Mito-ATTEC and Mito-AUTAC are both mitochondria-directed degradation strategies, but they rely on different degradation-triggering logic. Mito-ATTEC mainly uses an LC3-binding module to directly tether mitochondria to autophagosomes, thereby promoting autophagic engulfment and lysosomal degradation. Mito-AUTAC generally combines a mitochondria-targeting group, an autophagy-recruiting tag, and a linker, and emphasizes selective autophagy recognition through AUTAC-associated signals. For drug discovery teams, the choice depends on the research objective: Mito-ATTEC is more suitable for building LC3-mediated mitophagy tethering models, while Mito-AUTAC may be preferred for exploring AUTAC tag-driven mitochondrial clearance.

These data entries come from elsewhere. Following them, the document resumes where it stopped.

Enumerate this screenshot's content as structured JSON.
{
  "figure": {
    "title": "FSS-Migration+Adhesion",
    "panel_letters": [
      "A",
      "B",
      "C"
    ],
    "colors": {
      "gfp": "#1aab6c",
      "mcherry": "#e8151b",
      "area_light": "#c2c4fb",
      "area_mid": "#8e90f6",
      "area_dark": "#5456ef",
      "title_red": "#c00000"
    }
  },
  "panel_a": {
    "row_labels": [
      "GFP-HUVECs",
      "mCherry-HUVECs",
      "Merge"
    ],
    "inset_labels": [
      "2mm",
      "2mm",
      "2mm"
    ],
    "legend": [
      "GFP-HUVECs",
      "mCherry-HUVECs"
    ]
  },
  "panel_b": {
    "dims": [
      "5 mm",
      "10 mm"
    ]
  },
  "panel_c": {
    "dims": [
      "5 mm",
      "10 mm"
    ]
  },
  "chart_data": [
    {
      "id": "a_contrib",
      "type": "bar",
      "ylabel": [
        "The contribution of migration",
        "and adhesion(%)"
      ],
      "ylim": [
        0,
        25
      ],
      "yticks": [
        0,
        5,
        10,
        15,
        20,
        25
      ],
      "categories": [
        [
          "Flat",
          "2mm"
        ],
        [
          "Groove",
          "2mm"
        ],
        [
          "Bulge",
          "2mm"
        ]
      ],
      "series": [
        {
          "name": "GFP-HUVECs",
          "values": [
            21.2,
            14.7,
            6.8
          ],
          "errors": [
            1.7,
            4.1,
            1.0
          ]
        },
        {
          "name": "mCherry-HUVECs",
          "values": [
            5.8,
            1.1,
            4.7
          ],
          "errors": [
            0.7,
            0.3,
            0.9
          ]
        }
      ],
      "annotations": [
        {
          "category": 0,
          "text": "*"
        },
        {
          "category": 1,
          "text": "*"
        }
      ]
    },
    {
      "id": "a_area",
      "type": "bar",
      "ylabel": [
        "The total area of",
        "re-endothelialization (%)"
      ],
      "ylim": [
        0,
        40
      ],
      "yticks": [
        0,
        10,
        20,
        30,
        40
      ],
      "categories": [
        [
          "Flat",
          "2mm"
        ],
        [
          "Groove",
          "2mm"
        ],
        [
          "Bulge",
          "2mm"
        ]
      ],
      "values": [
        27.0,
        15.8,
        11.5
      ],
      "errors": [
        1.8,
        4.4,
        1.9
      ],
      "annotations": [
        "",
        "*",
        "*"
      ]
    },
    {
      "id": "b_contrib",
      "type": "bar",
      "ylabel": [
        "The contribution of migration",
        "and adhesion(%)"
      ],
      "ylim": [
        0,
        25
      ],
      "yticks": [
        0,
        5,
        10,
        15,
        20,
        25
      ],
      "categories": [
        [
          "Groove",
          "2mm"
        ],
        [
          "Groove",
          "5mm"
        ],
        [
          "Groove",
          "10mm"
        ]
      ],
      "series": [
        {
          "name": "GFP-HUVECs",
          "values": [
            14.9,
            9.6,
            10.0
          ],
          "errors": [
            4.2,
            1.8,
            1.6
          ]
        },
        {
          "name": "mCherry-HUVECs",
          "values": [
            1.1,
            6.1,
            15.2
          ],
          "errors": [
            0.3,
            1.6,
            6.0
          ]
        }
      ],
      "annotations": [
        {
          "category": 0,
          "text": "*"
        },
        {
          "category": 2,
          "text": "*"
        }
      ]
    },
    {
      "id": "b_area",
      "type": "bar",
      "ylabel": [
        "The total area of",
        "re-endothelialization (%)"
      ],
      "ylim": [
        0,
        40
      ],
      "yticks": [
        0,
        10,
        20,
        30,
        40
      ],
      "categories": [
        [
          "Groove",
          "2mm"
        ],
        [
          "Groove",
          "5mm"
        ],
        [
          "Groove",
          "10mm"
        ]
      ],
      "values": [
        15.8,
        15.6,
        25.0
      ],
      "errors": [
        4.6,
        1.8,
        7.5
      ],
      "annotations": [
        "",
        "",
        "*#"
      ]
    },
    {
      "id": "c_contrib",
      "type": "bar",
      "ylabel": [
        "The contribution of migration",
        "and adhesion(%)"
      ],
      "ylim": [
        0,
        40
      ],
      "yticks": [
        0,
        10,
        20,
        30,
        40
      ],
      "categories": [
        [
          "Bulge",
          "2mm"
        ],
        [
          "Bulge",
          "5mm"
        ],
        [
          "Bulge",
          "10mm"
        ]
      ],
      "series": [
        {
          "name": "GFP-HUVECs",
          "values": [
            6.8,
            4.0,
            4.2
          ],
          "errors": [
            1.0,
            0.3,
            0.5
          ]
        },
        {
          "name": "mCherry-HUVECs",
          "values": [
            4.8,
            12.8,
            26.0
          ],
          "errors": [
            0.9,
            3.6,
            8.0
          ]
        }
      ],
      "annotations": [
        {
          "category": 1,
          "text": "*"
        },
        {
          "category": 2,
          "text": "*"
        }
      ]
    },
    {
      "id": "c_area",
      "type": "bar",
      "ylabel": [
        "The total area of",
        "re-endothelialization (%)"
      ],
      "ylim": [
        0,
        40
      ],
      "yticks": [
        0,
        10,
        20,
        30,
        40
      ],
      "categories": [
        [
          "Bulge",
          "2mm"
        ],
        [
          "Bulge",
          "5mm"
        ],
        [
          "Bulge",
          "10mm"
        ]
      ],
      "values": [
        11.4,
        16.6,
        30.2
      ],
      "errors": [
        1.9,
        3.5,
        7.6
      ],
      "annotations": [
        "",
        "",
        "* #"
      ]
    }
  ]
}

Mito-ATTEC can be regarded as a mitochondria-focused application of ATTEC (Autophagosome-Tethering Compound) technology. Their similarity lies in the use of autophagosome-associated proteins such as LC3 to recruit target objects into the autophagy-lysosome pathway for degradation. The core design logic of both strategies is generally composed of a target-recognition module, an LC3-binding module, and a linker. ATTEC is a broader platform concept for autophagy-mediated degradation of specific proteins or other recognizable biological components by simultaneously binding LC3 and the target. In contrast, Mito-ATTEC is more specifically designed for mitochondrial degradation. It usually uses a mitochondria-targeting ligand to direct the LC3-binding module to mitochondrial membranes or damaged mitochondrial regions, thereby inducing mitophagy and promoting the clearance of mitochondrial fragments or whole dysfunctional mitochondria. In other words, ATTEC emphasizes a general autophagy-based target degradation strategy, while Mito-ATTEC focuses on mitochondrial targeting and mitochondrial quality control. Therefore, Mito-ATTEC development requires additional evaluation of mitochondrial membrane potential ΔΨm, TOM20, VDAC1, COX IV, LC3/LAMP1 co-localization, ATP, and ROS to distinguish true mitophagy from nonspecific mitochondrial damage.